Market Analysis: Brazil

I've been writing about Brazil's inflation and growth problem since a little after the first of the year.  See here, here, here, here and here.

Yesterday, the central bank raised interest rates 25 basis points.  Several news sources highlight the salient issues.

From the FT:

“The committee judged that the high level of inflation and the dispersion of price increases, among other factors, contributed to resilience in inflation and required a monetary policy response,” the central bank said in a note.
“On the other hand, the committee considers that internal and, principally, external uncertainties surround the prospective scenario for inflation and recommends that monetary policy be administered with caution.”

From Bloomberg:

“Inflation expectations have deteriorated by more than a reasonable amount,” Jose Francisco de Lima Goncalves, chief economist at Banco Fator, said in a telephone interview from Sao Paulo before today’s meeting. “The bank is in a tough situation where it’s practically mandatory to respond.” 

Both consumer and investor perceptions of inflation have worsened, and their views may be driving down consumption, according to Carlos Kawall, chief economist at Banco Safra SA.

From Forbes:

Wednesday initiates what will likely be a new and probably small tightening cycle. The overall tone of the monetary policy committee’s statement was surprisingly dovish, said Marcelo Salomon, an economist at Barclays Capital in New York.

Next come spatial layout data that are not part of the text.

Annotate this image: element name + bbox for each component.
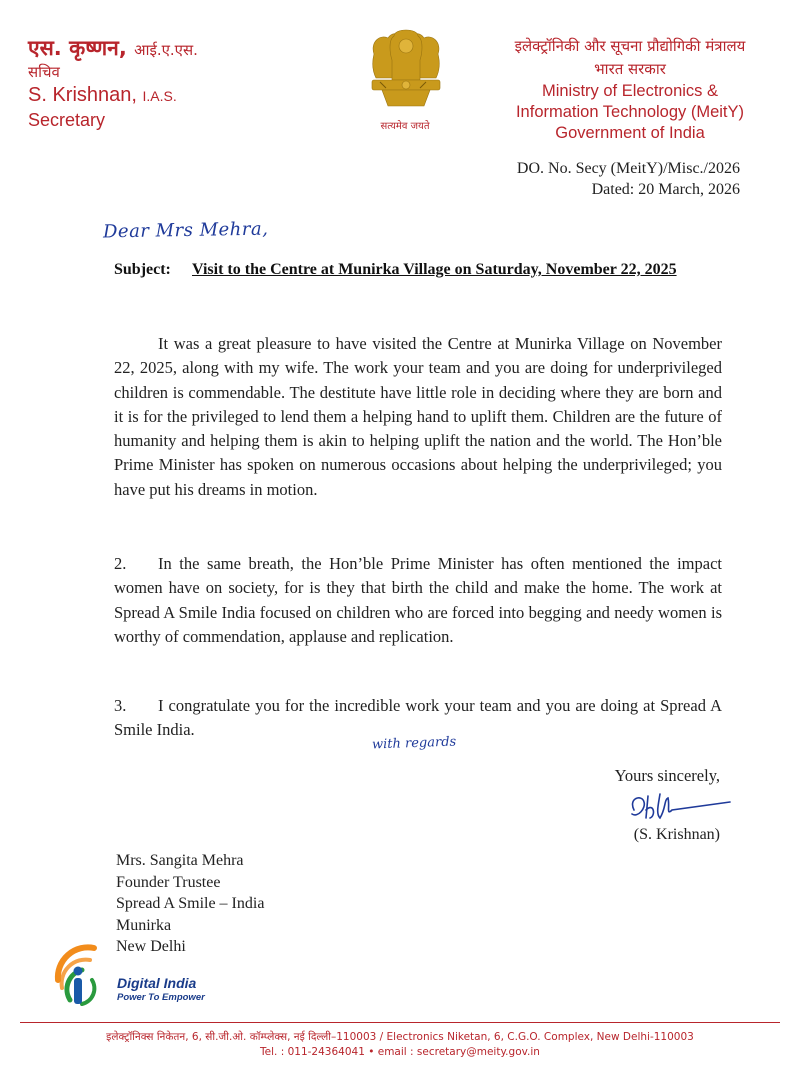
handwritten-regards: with regards [371,734,457,753]
paragraph-3-text: I congratulate you for the incredible work your team and you are doing at Spread A Smile India. [114,696,722,740]
sender-title-english: Secretary [28,110,106,130]
subject-text: Visit to the Centre at Munirka Village on Saturday, November 22, 2025 [192,261,677,278]
closing-text: Yours sincerely, [614,766,720,785]
government-hindi: भारत सरकार [594,60,666,78]
addressee-line: Mrs. Sangita Mehra [116,852,244,869]
do-number: DO. No. Secy (MeitY)/Misc./2026 [516,160,740,177]
letter-date: Dated: 20 March, 2026 [591,181,740,198]
sender-title-hindi: सचिव [28,63,60,81]
paragraph-1: It was a great pleasure to have visited the Centre at Munirka Village on November 22, 2025, along with my wife. The work your team and you are doing for underprivileged children is commendable. The destitute have little role in deciding where they are born and it is for the privileged to lend them a helping hand to uplift them. Children are the future of humanity and helping them is akin to helping uplift the nation and the world. The Hon’ble Prime Minister has spoken on numerous occasions about helping the underprivileged; you have put his dreams in motion. [114,334,722,499]
emblem-motto: सत्यमेव जयते [380,121,430,132]
sender-name-hindi [28,34,198,62]
signatory-name: (S. Krishnan) [633,826,720,843]
sender-name-hindi-text: एस. कृष्णन, [28,36,127,60]
signature-image [620,788,740,828]
paragraph-2-text: In the same breath, the Hon’ble Prime Minister has often mentioned the impact women have on society, for is they that birth the child and make the home. The work at Spread A Smile India focused on children who are forced into begging and needy women is worthy of commendation, applause and replication. [114,554,722,646]
reference-block [517,158,740,200]
footer-block [20,1030,780,1060]
addressee-line: Munirka [116,916,172,934]
digital-india-tagline: Power To Empower [117,992,205,1003]
sender-name-english [28,84,177,107]
paragraph-2 [114,552,722,649]
footer-address: इलेक्ट्रॉनिक्स निकेतन, 6, सी.जी.ओ. कॉम्प्लेक्स, नई दिल्ली–110003 / Electronics Niketan, 6, C.G.O. Complex, New Delhi-110003 [106,1031,694,1043]
ministry-block [480,36,780,144]
ministry-name-hindi: इलेक्ट्रॉनिकी और सूचना प्रौद्योगिकी मंत्रालय [514,37,746,55]
footer-divider [20,1022,780,1023]
paragraph-2-number: 2. [114,554,127,573]
paragraph-3-number: 3. [114,696,127,715]
addressee-line: Spread A Smile – India [116,895,265,912]
subject-label: Subject: [114,261,171,278]
addressee-line: Founder Trustee [116,873,221,891]
handwritten-salutation: Dear Mrs Mehra, [102,218,269,243]
subject-line [114,259,730,281]
ministry-name-english-1: Ministry of Electronics & [541,82,719,100]
sender-service-english: I.A.S. [142,88,177,104]
digital-india-title: Digital India [117,975,197,991]
ministry-name-english-2: Information Technology (MeitY) [515,103,745,121]
footer-contact: Tel. : 011-24364041 • email : secretary@meity.gov.in [260,1046,540,1058]
ministry-name-english-3: Government of India [555,124,705,142]
sender-name-english-text: S. Krishnan, [28,84,137,106]
addressee-line: New Delhi [116,938,186,955]
sender-service-hindi: आई.ए.एस. [134,41,198,59]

The decision to raise rates was split, and the two dissident votes were casted for no hikes (Directors Aldo Luiz Mendes and Luiz Awazu Pereira da Silva).

Moreover, in the statement accompanying the decision, the Central Bank did not bring any decisive strong hawkish sentiments for the market to chew on. While they stated that the high, resilient and disperse inflationary process called for higher interest rates, domestic and especially external uncertainties recommend cautious movements.

Here is the primary problem facing the country:

The inflation rate has been creeping higher for the last year and a half.  As one commenter noted, the bank's hands have been forced by the market.

Also remember that this increase is coming in the face of lower overall growth:  

Anytime a central bank raises rates in a declining growth environment, they are very clearly saying they are worried about the direction that prices are taking and that they need to take immediate action to thwart the increase.

Of the international ETFs that I watch on a regular basis, Brazil has been one of the worst performers for most of this year (since January 1, 2013).  Let's start with a look at the broad picture of the last five years:

After the big recession sell-off, the EWZ rallied sharply.  At the end of 2009, it was just shy of the its pre-recession heights.  But notice that prices have barely moved higher from that level, three years later.  In 2001, the highest point reached was 71.61.  A little over a year later, we see a price of 76.16 -- a little over 6% higher.  For nearly the last year prices have been trading within the Fib levels established between the 2009 lows and highs for nearly the last year.  Recently, the 200 week EMA is providing tremendous upside resistance.  Finally, the market has had no momentum since the beginning of the year, and weak momentum readings for the last two years.

A closer look at the weekly chart shows that prices are near a three year low.  We see a slight uptrend that started mid-last summer but prices have been contained by the 200 week EMA.  Now we see that prices are selling off and approaching the trend line.

The daily chart shows a very weak technical picture.  Prices are below the 200 day EMA and the shorter EMAs are moving lower.  Prices have also broached the 38.2% Fib level of the mid-November early March levels.  The MACD is declining and negative, while the CMF is showing a negative reading.